LE MONDE | 19.10.2014 | Par Nicolas Truong
« Le suicide français » essai du polémiste Eric Zemmour, connait un succès, largement entretenu par un passage dans lequel il soutient l’idée selon laquelle le gouvernement de Vichy aurait décidé de « sacrifier les juifs étrangers pour sauver les juifs français » . De grands historiens de la période vichyste démontent son argumentation.
Contre le marketing de la Réaction
Qu’est-il arrivé à la France de Jean Moulin pour que triomphe un livre qui réhabilite le maréchal Pétain ? Où en est la droite française pour qu’un chroniqueur du Figaro fasse l’éloge de Georges Marchais, l’ancien secrétaire général brejnévien du Parti communiste français d’avant la chute du mur de Berlin ? Qu’arrive-t-il à notre pays pour qu’une prose aussi rance rencontre une telle audience ? Un malaise identitaire, une crise de la nation, une crispation sur la francité à n’en pas douter. Car Le Suicide français (Albin Michel, 544 p., 22,90 euros) du polémiste Eric Zemmour est la chronique d’une décadence, l’histoire d’une dégénérescence, la saga d’une destitution. Celle de la France.
Cet essai est le récit d’une désagrégation, d’une dissolution, celle du mâle blanc dominant. Plus de 500 pages pour dénoncer la « halalisation », la « féminisation », la « xénophilie » et la « haine de soi » française. Un pavé pour fustiger les trois « D » hérités de Mai 68 (« Dérision, Déconstruction, Destruction ») qui auraient saccagé les anciennes hiérarchies (famille, nation, travail, Etat, école) d’une France désormais avachie. Soumise au « matriarcat », au « pouvoir gay » ; vendue, comme ses entreprises et ses banlieues, à l’étranger ; prostituée par le triomphe du libre-échangisme mondialisé.

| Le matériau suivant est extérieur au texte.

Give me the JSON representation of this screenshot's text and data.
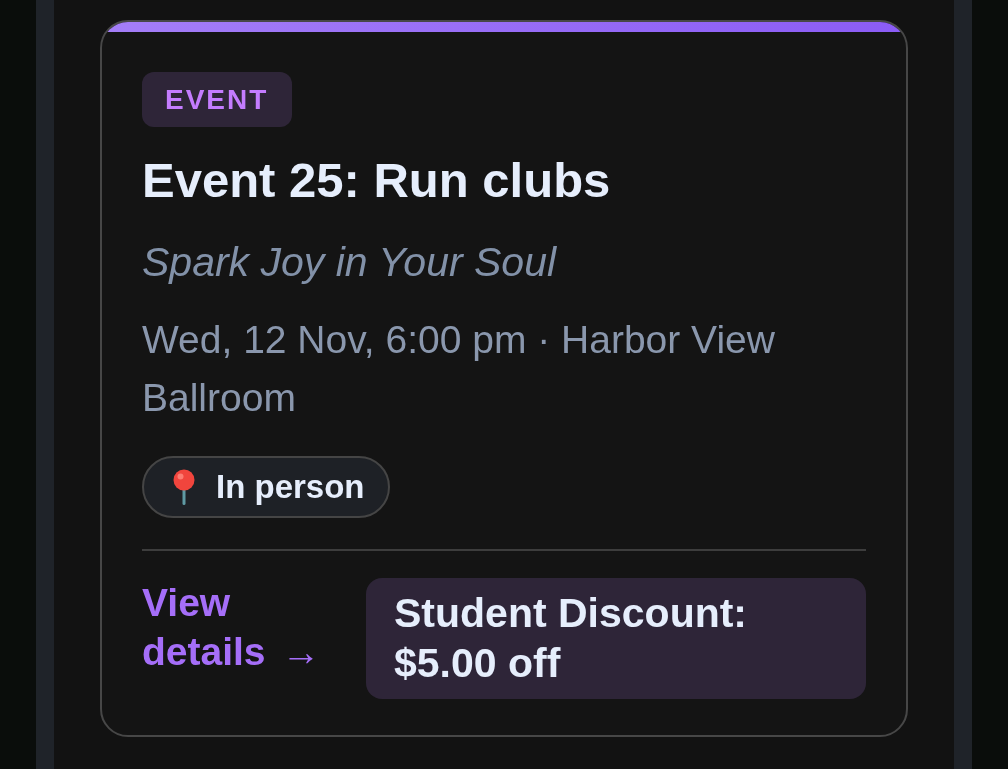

En apparence, rien de nouveau sous le soleil de la réaction, devenue le train-train de tant d’émissions de radio, de télévision ou de salles de rédaction. ( * ) Si ce n’est, cette fois-ci, que le tabou de Vichy est aboli. Alors que d’autres éditorialistes branchés depuis des années sur le filon du « déclin français » n’avaient pas encore trop osé s’y aventurer.
Au point qu’un rappel des faits établi par les historiens concernés est devenu nécessaire, tant l’idée selon laquelle « Pétain aurait sauvé les juifs français » s’est mise à circuler, tel un trait empoisonné.